C’est donc au premier, non au second stade de la pensée philosophique, comme le fait Zeller, qu’il convient de rattacher Héraclite en tant que physicien. Je fais cette réserve, parce que si l’on considère ses tendances religieuses et morales, loin de clore une série de penseurs, il nous apparaît comme un précurseur dont l’importance est trop généralement méconnue.
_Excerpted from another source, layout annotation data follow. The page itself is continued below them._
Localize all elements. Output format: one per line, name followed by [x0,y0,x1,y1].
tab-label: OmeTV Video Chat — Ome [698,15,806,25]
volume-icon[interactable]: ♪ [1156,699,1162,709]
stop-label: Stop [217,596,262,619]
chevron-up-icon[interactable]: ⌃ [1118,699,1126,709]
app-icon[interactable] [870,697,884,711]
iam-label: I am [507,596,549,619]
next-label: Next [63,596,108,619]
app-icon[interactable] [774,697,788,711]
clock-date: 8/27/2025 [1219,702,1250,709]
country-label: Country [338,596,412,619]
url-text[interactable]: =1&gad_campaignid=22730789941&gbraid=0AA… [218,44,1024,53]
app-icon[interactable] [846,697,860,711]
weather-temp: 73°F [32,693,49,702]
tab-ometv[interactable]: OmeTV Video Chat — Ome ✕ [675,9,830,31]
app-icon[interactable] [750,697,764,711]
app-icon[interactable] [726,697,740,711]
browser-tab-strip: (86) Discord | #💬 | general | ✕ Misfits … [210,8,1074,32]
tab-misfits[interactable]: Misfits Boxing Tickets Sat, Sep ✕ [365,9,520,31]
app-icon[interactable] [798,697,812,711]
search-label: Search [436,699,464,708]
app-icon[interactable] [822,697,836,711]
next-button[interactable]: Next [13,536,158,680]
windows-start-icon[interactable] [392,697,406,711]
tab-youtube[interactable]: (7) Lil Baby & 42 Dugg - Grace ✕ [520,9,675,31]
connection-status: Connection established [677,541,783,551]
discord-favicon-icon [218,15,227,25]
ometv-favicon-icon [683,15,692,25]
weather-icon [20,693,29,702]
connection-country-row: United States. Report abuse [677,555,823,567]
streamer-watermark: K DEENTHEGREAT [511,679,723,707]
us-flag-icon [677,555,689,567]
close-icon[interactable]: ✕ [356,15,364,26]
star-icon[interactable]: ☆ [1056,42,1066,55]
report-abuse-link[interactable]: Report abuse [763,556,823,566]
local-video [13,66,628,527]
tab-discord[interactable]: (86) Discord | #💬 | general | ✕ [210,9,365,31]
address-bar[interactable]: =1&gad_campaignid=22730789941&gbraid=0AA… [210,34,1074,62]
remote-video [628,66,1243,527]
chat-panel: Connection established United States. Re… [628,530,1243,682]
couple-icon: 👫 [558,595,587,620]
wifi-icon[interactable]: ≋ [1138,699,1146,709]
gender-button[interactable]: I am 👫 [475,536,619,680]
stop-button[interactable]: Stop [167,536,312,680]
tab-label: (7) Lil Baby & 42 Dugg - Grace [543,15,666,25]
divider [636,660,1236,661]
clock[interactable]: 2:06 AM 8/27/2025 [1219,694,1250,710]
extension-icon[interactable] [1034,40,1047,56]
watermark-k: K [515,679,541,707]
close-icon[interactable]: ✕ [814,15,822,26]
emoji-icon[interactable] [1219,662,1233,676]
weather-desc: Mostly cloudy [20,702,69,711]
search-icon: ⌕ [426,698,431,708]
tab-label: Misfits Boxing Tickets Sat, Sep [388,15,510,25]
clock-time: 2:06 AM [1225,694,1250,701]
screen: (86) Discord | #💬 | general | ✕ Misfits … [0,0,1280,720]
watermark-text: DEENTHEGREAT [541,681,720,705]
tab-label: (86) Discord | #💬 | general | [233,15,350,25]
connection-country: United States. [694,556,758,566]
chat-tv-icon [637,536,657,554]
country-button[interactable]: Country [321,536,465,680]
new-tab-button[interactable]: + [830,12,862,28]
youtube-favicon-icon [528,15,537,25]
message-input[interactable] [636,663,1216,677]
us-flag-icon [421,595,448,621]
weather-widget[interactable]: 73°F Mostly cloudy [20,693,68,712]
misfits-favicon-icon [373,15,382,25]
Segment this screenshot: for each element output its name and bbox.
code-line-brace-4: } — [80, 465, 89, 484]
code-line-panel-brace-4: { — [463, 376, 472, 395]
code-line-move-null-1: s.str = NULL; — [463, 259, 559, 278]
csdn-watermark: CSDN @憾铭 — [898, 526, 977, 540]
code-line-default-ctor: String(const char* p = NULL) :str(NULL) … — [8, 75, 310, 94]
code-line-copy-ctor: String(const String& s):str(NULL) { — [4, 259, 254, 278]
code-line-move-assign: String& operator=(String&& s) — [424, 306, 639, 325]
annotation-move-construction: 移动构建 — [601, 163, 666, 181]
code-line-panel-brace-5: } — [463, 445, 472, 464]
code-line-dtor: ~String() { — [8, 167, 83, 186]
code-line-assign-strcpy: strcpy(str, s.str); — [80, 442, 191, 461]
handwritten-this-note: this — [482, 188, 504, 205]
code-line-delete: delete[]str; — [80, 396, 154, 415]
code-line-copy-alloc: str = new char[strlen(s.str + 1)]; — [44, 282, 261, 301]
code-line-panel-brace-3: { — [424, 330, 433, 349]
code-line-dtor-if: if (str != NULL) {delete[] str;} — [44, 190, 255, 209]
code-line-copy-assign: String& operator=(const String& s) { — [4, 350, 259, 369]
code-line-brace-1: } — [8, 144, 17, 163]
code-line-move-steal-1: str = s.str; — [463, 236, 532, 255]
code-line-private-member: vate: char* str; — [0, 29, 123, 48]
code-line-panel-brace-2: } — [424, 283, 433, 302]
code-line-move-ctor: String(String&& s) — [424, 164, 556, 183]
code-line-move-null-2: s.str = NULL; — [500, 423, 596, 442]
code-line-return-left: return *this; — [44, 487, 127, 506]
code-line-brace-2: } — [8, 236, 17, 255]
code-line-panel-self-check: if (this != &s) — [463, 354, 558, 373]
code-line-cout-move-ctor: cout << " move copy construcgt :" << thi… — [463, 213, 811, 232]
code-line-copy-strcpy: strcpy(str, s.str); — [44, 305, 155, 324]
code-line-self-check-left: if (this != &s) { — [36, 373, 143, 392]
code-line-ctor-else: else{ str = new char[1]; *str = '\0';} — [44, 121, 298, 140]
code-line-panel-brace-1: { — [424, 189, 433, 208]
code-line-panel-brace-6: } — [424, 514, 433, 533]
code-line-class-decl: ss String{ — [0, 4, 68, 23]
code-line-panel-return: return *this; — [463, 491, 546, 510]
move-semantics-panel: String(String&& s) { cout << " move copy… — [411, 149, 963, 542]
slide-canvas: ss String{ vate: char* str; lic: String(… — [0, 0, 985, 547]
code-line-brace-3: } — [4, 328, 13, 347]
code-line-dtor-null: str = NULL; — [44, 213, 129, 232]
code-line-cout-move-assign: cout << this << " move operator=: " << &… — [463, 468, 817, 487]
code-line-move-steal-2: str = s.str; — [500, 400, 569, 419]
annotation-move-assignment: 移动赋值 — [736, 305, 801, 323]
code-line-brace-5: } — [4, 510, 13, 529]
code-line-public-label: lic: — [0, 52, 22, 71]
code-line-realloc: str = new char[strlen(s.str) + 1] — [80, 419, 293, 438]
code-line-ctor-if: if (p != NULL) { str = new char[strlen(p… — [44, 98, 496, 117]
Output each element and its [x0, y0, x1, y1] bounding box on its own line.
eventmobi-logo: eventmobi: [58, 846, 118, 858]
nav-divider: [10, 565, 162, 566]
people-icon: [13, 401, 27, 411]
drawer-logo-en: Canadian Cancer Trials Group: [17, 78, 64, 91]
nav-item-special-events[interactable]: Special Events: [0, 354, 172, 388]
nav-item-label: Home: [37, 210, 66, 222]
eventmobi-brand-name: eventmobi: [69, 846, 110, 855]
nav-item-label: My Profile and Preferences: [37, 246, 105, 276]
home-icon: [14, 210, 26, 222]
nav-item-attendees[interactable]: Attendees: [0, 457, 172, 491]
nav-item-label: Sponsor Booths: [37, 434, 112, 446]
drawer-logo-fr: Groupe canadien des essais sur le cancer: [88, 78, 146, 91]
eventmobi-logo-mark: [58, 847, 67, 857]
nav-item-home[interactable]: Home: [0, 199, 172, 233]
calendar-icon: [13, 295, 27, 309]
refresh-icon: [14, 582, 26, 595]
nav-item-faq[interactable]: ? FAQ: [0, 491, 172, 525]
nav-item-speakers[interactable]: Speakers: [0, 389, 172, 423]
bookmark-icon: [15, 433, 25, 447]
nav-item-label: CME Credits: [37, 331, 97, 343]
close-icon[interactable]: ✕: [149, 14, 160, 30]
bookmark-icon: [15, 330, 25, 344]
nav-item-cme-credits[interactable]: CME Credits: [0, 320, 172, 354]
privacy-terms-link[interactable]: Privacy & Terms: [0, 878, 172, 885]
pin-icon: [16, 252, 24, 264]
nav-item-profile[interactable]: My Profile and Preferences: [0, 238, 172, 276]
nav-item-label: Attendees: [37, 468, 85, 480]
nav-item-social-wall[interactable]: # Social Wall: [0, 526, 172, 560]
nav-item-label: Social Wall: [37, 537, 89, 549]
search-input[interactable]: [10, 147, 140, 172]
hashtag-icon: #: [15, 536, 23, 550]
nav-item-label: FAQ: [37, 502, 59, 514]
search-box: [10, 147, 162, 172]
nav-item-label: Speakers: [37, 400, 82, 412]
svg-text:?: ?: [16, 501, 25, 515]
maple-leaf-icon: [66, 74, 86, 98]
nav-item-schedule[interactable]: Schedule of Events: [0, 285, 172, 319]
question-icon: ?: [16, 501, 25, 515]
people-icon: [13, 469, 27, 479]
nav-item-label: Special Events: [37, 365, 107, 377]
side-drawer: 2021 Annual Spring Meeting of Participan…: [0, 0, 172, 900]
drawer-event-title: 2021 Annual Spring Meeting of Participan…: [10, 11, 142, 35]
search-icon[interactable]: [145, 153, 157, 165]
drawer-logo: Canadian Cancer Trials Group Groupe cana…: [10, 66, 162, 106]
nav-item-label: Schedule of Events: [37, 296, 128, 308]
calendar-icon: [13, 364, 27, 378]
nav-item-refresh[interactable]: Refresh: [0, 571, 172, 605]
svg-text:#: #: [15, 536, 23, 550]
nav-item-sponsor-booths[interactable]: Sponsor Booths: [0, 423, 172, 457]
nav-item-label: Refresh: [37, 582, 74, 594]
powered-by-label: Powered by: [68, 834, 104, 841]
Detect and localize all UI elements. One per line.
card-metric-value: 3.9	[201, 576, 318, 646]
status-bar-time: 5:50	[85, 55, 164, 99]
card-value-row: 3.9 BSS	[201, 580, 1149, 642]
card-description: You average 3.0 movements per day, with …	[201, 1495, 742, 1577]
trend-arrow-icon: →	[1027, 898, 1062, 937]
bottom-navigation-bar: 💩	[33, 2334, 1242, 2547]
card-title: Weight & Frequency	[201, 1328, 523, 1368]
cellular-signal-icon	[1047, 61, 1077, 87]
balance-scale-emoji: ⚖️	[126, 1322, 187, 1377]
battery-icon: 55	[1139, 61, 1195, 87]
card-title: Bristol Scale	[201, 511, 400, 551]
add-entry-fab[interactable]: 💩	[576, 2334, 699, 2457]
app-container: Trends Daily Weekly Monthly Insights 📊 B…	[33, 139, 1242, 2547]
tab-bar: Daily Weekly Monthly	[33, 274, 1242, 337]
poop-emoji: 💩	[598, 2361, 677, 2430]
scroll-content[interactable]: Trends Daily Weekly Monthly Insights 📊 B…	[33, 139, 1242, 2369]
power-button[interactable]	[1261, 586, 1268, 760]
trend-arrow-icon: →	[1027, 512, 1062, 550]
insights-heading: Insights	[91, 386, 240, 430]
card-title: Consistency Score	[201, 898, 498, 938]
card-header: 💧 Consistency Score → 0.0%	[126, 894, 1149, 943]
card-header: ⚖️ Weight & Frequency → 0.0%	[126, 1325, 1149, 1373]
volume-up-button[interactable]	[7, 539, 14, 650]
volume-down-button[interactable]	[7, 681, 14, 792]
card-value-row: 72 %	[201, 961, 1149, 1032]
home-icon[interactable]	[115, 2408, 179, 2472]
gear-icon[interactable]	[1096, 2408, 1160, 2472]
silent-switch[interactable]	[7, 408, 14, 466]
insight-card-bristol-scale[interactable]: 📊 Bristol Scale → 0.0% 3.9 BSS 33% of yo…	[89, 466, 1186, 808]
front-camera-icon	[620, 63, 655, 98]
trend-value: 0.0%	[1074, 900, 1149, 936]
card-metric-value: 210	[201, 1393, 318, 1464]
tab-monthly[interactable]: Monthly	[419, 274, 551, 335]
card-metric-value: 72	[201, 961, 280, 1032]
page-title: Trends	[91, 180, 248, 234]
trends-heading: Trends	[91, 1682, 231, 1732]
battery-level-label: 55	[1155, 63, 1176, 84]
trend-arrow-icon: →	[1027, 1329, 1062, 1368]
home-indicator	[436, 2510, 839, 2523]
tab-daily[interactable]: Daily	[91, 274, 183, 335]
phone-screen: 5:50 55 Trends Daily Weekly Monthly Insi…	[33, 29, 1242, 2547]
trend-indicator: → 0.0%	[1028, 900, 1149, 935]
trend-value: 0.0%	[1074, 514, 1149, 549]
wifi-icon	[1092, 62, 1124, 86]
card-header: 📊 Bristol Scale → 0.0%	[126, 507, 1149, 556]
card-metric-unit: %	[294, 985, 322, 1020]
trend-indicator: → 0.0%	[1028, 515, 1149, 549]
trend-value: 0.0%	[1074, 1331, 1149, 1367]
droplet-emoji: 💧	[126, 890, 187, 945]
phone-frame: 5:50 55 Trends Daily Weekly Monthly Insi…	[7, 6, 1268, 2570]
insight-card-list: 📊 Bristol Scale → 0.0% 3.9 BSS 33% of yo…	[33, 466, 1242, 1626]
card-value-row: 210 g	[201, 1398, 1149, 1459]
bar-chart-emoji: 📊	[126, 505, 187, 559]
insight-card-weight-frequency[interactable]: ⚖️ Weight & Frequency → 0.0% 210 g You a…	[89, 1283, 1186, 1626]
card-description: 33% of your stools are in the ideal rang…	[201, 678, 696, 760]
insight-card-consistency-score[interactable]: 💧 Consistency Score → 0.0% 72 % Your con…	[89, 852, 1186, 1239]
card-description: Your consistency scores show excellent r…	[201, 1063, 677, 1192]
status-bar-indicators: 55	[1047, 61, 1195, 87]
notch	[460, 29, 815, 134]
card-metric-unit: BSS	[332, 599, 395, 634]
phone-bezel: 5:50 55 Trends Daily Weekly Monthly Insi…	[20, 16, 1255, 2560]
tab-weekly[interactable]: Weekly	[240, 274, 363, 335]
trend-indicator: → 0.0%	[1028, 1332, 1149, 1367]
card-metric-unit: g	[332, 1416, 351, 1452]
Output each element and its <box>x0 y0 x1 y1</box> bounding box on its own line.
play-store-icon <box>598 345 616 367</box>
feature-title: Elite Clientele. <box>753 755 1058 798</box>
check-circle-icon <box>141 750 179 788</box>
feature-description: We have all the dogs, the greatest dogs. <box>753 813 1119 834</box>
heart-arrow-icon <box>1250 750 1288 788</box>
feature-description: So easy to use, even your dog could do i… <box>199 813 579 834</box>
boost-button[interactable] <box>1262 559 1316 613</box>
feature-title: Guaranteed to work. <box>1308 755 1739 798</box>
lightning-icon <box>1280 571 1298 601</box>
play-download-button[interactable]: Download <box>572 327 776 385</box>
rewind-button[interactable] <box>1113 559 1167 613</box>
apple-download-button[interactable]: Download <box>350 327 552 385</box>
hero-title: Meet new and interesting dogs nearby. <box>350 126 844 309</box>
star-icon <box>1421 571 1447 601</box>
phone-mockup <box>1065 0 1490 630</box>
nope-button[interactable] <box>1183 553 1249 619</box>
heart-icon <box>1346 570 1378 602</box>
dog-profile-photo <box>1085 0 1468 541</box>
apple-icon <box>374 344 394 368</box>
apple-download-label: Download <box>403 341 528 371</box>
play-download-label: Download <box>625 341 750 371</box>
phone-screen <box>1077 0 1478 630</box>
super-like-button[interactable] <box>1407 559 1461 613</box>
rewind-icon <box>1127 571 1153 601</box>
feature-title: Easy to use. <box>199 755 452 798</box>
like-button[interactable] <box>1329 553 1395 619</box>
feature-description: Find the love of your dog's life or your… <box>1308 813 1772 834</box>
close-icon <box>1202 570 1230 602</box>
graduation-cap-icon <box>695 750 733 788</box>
L’exposition de la doctrine d’Héraclite s’ouvre par un chapitre où sont réunis et commentés les fragments qui touchent a ce qu’on appelle, de nos jours, la théorie de la connaissance. L’Éphésien est présenté comme un rationaliste modéré ; il rejette les traditions poétiques et autres, tout aussi bien que les préjugés du vulgaire, mais il s’attache au λόγος, à la raison qui éclaire tout homme venant en ce monde, quoique la plupart la méconnaissent. C’est cette raison qui lui fait reconnaître immédiatement la loi suprême du monde dans l’unité de la substance, qui lui enseigne directement que le but de la sagesse est de chercher comment cette loi gouverne l’univers.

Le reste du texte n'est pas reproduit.